Big Brother sugars the surveillance pill

By Victor Keegan
The Guardian
Jan. 05, 2007

Something funny has been happening to the CCTV cameras in our neighbourhood. They have started growing ears. Not real ones - at least not yet - but audio functions enabling them to "hear" what is happening around them as well as see. At the moment the experiment is confined to six cameras operating in the Soho area of Westminster, London, which has a high concentration of clubs and bars. An advanced wireless network which the council is building relays the information to a monitoring centre. If it is successful, it will be expanded to other selected areas. Police in the UK are also thinking about installing new CCTV cameras sensitive enough to record conversations up to 100 yards away to thwart hooliganism but, wisely, are keen to have a national debate about it first.

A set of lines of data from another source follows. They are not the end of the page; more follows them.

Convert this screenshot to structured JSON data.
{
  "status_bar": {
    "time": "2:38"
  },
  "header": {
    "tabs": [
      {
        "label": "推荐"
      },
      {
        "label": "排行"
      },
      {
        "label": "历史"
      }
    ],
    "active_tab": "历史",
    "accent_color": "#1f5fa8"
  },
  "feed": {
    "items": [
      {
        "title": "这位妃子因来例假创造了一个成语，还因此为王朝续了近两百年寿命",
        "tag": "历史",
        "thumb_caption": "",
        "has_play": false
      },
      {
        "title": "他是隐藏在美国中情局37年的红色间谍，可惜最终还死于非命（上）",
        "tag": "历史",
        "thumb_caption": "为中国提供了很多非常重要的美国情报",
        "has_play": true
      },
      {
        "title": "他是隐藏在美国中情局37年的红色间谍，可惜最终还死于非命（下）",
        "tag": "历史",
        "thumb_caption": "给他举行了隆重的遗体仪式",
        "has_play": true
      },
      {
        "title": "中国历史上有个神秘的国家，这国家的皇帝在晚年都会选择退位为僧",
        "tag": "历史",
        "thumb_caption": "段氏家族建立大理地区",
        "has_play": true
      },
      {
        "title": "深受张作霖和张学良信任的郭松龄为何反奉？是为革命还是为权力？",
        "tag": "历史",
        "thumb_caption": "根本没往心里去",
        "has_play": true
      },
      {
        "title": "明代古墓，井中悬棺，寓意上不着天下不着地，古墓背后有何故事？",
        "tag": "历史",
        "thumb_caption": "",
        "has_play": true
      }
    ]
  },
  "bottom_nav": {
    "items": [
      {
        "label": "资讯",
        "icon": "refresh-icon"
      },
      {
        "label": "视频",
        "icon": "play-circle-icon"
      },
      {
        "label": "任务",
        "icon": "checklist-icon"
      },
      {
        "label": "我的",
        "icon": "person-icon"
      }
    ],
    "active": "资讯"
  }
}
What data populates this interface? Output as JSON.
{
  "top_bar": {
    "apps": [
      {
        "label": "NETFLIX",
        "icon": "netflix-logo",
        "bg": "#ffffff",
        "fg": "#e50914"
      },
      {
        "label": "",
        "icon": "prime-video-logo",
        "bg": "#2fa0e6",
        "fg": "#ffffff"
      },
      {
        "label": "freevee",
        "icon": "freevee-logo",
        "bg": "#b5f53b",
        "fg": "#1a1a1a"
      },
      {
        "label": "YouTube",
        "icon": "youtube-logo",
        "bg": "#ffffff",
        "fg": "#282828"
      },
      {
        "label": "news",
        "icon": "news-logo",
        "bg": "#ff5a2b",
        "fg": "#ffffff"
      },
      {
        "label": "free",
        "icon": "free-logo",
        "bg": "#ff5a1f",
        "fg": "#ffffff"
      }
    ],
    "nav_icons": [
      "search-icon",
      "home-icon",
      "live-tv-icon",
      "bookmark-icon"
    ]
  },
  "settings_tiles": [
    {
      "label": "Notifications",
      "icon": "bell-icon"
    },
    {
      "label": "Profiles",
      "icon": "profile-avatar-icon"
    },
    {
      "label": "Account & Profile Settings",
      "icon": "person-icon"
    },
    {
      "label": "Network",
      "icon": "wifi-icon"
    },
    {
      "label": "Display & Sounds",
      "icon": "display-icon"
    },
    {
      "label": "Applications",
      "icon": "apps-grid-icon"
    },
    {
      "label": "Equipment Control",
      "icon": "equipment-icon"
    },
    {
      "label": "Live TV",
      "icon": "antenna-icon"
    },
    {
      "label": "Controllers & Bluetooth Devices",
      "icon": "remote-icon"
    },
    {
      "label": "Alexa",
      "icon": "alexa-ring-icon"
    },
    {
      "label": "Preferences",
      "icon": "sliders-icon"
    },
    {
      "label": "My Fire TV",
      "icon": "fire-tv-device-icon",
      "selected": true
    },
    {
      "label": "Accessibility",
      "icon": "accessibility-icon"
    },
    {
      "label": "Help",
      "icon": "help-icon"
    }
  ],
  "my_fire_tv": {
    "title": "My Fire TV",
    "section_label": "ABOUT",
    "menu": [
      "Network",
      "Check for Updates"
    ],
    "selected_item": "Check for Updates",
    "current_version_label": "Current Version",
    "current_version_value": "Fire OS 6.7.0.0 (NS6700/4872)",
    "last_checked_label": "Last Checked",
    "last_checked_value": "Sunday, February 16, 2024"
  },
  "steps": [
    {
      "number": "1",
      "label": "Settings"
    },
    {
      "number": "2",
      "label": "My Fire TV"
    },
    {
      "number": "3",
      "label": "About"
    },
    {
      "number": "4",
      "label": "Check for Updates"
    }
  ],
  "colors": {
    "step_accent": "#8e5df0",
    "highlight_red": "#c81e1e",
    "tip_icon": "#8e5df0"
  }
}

Westminster council claims that the devices don't eavesdrop since they monitor ambient noise, not actual voices. For instance, if the decibels emanating from clubs rise above acceptable levels late at night then the authorities are automatically informed so, instead of sending out noise monitoring officers they can ring the club's owners to warn them or, if it is serious enough, take the appropriate action.

The council argues that this experiment arose from what it believes is its unique approach to the roll-out of wireless over eight square miles of the city. Unusual for a Conservative council, it is being driven by public services. The high bandwidth needed to support a CCTV wireless network offers spare capacity for delivering other services where only the imagination is the limit. Possible applications include monitoring old people's safety in their own homes and automatic detection of faulty street lights.

There is no reason to doubt Westminster's policy not to monitor voices, but other organisations, not subject to democratic scrutiny, need not feel so constrained. It is not difficult to find companies selling audio-visual surveillance equipment on the internet. It is even possible that actual voice surveillance operating in troublespots in UK town centres might prove as uncontroversial as the omnipresence of CCTV cameras, an activity at which Britain leads the world.

We have forestalled the onset of a governmental Big Brother by meekly accepting surveillance and even doing much of it ourselves. The video camera age has turned mutual surveillance into a hobby and even a job. Last month, BBC footage of sniffer dogs during the Ipswich murder inquiry came from a passerby taking a photo in a sealed-off area, while this week a clip on websites of Saddam Hussein's execution apparently came from a cameraphone.

We had better get used to all this: it is the way reporting is going. A US media start-up, NowPublic. com claims to have 52,000 mojos (untrained mobile journalists) around the world ready to send back photos and text from riots and troublespots that it would take trained journalists days to reach. It knows where each of its mojos is through cell-triangulation or satellite tracking. When Heathrow was closed to the media during a security alert last year, NowPublic claimed it had seven people inside the terminal taking snaps or videos.

Pretty soon we won't need to rely on external recording devices as we will be able to have tiny audio-visual cameras attached to ourselves chronicling our entire lives. Professor Nigel Shadbolt, president of the British Computer Society, told a Memories for Life conference at the British Library recently that "in the not too distant future a device the size of a sugar cube will exist able to record an entire lifetime of human memories". The question is whether governments should be allowed to build a sugar mountain out of these cubes, or whether they belong to us. Despite the fears of the government's own information commissioner, Richard Thomas, that the UK is in the throes of a "sleepwalk into a surveillance society", few people have got worked up about it.